Are Goals Are a Waste of Time?

I’m a big advocate of settings goals. So, I was very surprised and intrigued when I got an email from Jeff Goins with the subject: Planning for the New Year: Why Goals Are a Waste of Time

In it Jeff writes:

Goals don’t work, and resolutions are a waste of time. For the first time in awhile, I’m not going to bother with any silly plans or projections for the new year.

What you need instead is one crucial ingredient: resolve. Not resolutions; resolve. The willingness to commit to a new way of living.

How do you do this? By creating hew habits. (Leo Babauta taught me this.)

I did this — stopped setting goals and started creating new habits — this year, and it made all the difference.

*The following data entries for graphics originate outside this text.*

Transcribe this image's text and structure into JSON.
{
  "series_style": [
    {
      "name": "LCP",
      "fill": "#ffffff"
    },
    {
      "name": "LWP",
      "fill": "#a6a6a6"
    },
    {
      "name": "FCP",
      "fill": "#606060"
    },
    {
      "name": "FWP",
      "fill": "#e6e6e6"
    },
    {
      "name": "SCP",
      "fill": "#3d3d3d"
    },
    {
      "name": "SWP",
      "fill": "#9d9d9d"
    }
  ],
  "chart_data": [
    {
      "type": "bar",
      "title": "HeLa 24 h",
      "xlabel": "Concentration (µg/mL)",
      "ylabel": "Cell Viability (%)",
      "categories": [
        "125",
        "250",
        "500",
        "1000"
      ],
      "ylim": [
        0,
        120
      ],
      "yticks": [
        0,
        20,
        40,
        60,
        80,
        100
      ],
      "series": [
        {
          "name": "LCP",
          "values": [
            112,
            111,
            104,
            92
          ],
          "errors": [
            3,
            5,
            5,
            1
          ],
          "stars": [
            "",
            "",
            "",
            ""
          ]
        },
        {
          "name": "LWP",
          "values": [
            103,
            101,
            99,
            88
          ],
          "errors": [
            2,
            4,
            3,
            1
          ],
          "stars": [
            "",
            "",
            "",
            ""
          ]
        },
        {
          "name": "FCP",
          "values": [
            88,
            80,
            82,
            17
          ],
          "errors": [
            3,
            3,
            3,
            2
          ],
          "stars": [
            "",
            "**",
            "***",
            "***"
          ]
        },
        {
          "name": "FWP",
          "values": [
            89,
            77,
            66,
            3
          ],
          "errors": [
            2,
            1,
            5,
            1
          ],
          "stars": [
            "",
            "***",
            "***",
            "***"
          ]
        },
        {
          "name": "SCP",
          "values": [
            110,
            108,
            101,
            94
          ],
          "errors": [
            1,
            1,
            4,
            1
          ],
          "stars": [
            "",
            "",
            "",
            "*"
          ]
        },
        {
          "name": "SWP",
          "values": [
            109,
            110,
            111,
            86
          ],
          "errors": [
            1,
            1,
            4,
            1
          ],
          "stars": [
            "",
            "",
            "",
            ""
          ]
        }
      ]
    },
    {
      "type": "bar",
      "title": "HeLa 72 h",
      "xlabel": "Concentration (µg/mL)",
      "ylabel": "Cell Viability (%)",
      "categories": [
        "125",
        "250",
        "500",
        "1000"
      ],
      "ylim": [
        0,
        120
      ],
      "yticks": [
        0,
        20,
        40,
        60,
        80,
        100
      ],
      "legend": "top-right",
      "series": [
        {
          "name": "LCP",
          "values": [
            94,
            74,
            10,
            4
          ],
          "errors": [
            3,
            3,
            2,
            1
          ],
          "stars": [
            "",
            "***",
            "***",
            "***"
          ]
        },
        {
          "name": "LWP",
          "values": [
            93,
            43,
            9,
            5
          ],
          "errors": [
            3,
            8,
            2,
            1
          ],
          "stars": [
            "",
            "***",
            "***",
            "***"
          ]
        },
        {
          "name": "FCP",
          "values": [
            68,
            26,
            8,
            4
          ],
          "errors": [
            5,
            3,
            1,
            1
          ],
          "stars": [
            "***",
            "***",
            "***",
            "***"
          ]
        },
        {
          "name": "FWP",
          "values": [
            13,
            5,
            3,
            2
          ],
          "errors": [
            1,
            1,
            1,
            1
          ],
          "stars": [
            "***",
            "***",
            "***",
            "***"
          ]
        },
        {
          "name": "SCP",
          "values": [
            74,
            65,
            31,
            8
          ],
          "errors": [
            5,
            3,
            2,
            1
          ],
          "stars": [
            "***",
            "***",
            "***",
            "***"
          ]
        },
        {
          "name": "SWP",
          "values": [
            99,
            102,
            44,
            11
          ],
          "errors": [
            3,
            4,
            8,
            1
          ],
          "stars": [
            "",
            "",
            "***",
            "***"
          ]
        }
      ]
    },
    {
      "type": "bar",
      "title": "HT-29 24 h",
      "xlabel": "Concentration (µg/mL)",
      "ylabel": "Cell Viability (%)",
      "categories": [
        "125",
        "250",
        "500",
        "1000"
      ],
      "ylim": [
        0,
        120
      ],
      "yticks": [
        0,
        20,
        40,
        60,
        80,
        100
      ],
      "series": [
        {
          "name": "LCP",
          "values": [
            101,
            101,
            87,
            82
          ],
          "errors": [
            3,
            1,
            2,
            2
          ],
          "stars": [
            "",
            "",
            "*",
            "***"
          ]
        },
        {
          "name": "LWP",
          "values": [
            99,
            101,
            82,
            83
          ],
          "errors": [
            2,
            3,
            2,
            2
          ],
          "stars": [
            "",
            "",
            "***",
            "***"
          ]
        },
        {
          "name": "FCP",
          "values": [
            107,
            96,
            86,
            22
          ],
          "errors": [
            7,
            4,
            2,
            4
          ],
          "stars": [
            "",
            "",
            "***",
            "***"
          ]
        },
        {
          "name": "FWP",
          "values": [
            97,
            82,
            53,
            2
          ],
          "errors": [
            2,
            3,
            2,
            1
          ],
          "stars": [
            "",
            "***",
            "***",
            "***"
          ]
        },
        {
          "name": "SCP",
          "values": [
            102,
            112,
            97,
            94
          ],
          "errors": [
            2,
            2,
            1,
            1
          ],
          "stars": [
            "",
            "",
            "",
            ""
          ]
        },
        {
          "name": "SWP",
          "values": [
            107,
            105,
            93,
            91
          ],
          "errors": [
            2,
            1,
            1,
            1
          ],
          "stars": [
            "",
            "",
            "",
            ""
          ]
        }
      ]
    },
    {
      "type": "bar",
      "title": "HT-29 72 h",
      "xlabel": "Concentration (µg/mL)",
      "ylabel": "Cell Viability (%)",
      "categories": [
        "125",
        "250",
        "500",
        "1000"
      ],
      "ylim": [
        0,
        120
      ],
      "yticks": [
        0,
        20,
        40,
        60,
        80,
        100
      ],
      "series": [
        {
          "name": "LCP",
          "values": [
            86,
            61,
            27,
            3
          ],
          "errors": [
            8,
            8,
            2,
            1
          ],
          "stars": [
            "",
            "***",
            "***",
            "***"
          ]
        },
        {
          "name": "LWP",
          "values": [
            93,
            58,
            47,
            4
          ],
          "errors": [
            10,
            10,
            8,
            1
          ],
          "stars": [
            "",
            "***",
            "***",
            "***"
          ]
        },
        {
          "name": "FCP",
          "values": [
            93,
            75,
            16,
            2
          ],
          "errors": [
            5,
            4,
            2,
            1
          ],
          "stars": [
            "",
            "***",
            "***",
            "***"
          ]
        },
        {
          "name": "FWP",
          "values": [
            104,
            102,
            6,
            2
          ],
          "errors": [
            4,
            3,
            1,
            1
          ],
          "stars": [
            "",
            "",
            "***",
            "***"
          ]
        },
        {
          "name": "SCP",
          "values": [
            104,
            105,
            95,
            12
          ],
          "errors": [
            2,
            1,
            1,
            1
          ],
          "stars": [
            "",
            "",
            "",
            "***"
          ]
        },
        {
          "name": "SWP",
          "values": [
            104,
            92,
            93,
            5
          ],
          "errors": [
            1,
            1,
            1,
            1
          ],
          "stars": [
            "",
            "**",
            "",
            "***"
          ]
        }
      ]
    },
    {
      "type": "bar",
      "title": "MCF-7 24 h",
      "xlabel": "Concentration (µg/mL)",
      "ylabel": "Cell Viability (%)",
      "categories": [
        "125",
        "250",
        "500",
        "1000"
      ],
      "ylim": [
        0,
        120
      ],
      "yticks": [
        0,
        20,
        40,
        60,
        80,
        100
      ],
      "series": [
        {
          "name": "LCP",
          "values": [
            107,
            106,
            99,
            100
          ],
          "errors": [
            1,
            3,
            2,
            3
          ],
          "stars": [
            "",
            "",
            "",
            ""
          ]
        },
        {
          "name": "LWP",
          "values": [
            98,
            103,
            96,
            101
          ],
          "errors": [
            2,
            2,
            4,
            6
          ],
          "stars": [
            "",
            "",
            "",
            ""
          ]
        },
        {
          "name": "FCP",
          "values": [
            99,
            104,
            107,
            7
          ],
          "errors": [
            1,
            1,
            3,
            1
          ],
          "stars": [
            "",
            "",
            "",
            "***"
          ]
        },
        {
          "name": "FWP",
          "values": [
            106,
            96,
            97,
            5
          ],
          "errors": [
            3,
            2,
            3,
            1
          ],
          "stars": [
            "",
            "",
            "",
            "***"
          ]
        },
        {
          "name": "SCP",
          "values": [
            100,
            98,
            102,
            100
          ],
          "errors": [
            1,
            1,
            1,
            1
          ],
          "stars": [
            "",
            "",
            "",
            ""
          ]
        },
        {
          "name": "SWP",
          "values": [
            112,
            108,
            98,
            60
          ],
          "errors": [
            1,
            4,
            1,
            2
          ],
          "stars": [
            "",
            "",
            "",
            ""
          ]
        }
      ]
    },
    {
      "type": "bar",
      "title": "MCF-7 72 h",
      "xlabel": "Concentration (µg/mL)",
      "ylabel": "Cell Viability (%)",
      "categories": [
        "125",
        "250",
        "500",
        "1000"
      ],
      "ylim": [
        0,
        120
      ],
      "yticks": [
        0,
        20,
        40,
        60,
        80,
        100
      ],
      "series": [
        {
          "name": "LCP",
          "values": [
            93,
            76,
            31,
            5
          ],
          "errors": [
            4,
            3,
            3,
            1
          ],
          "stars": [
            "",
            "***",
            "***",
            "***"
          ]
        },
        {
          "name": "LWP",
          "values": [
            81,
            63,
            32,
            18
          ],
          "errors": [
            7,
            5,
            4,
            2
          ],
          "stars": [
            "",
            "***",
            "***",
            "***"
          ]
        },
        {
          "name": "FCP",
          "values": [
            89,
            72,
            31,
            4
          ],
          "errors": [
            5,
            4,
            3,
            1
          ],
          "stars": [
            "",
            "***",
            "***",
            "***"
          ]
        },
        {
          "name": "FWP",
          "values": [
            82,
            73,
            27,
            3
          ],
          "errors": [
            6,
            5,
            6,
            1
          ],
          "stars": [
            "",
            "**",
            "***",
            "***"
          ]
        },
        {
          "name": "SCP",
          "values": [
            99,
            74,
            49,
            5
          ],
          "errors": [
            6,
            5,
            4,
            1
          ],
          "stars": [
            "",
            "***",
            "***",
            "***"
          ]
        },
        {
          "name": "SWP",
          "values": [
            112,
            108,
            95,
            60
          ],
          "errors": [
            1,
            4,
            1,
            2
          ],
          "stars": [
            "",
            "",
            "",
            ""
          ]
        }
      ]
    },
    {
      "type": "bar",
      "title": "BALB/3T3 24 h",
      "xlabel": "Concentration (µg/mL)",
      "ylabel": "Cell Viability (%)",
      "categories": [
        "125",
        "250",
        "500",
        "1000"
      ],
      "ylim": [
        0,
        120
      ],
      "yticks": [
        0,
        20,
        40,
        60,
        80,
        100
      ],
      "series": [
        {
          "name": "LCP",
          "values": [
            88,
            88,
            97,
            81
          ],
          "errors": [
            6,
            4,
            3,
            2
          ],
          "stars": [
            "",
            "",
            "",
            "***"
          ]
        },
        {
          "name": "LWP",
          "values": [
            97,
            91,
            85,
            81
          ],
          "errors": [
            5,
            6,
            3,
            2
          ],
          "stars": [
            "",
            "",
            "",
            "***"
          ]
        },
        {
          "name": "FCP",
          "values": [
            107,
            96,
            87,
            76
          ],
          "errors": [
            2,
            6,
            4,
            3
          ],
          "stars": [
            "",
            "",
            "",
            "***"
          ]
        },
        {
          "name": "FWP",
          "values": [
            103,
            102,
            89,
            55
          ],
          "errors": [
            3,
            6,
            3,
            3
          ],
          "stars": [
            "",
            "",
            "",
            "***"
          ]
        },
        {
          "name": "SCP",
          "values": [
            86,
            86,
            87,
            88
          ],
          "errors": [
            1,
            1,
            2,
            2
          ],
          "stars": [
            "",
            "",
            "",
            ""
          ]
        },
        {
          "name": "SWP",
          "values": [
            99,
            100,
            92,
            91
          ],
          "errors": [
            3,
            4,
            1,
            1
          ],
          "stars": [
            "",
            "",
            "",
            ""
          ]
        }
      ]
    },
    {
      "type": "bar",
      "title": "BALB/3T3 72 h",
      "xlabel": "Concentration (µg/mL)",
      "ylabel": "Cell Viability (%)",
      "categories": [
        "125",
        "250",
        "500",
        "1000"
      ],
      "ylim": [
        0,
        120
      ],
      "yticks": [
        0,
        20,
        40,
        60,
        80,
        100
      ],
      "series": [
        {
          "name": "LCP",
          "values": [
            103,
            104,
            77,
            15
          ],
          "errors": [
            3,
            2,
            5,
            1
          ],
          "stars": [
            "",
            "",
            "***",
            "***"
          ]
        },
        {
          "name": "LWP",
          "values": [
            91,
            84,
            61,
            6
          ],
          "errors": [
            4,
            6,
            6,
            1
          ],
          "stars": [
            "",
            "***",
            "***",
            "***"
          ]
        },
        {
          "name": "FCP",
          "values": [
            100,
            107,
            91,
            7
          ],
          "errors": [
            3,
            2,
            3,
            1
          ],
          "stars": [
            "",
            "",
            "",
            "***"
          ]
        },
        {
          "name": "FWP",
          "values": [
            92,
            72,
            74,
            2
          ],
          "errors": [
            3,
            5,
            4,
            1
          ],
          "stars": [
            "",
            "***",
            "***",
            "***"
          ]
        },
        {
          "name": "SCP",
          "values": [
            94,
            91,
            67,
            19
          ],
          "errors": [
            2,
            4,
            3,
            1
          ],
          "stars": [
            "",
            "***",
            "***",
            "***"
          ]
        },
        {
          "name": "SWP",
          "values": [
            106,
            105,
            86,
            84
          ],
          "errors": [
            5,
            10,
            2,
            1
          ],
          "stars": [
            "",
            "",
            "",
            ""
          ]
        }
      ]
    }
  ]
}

He goes on to list the many successes he had in 2011 with this approach.

Jeff is a very insightful guy, and this strategy obviously worked for him. Because it’s so radical from my own way of doing things, my mind hasn’t been able to let it go.

Good Habits are Productivity Multipliers

Good habits are productivity multipliers because they help you do things quickly without thinking about them. You probably have habits and routines for all sorts of tasks like mowing the lawn, to cleaning the house, to cooking a meal, to checking and responding to email.

Let’s say I want to visit my friend who lives 50 miles away. If I step out my front door and start walking, no amount of goal setting or will-power is going to get me to his house before dark. What I need is a new way of thinking, a new way of living, a new habit. I need to stop walking and bike it. (Or even better, tap into the power of automation and external power sources and drive a car.)

In that respect, I think Jeff is right. Often what keeps us from achieving our dreams are bad habits and poor organization. We need better systems.

Not the whole story

But with all due respect, I don’t think Jeff gave us the whole story in his blog post.

Some of the accomplishments Jeff listed included launching a new blog, getting a book deal, publishing a few ebooks, changing jobs, and running a half-marathon.

The habits that produced these results?

  • Started getting up early
  • Over-committed and over-delivered
  • Reached out and made new friends
  • Practiced generosity

Those are great habits to be sure, but if you do those things will you end up with a popular new blog, a book deal, and a medal for completing a half marathon? Not necessarily.

Somewhere along the way Jeff must have set goals for launching a new website, getting a book deal, completing a half marathon and the rest. He may not called them resolutions, or set a specific date or even written them down. But at some point those became goals that he decided to pursue. (Right Jeff?)

Walking may be inefficient, but if I don’t know where I’m going, neither a bike nor a car is not going to get me there faster.

If you want to succeed, it’s important to have both clear goals and good habits.

I think the reason why Jeff’s article has stayed on my mind is because I may be where he was last year. I’ve got a pretty clear idea of what my goals and dreams are. I need to put more attention on developing the habits that are going to empower me to get there.

What do you think? Are goals a waste of time? Have you set goals for 2012? Are you putting more emphasis on clarifying goals or developing better habits?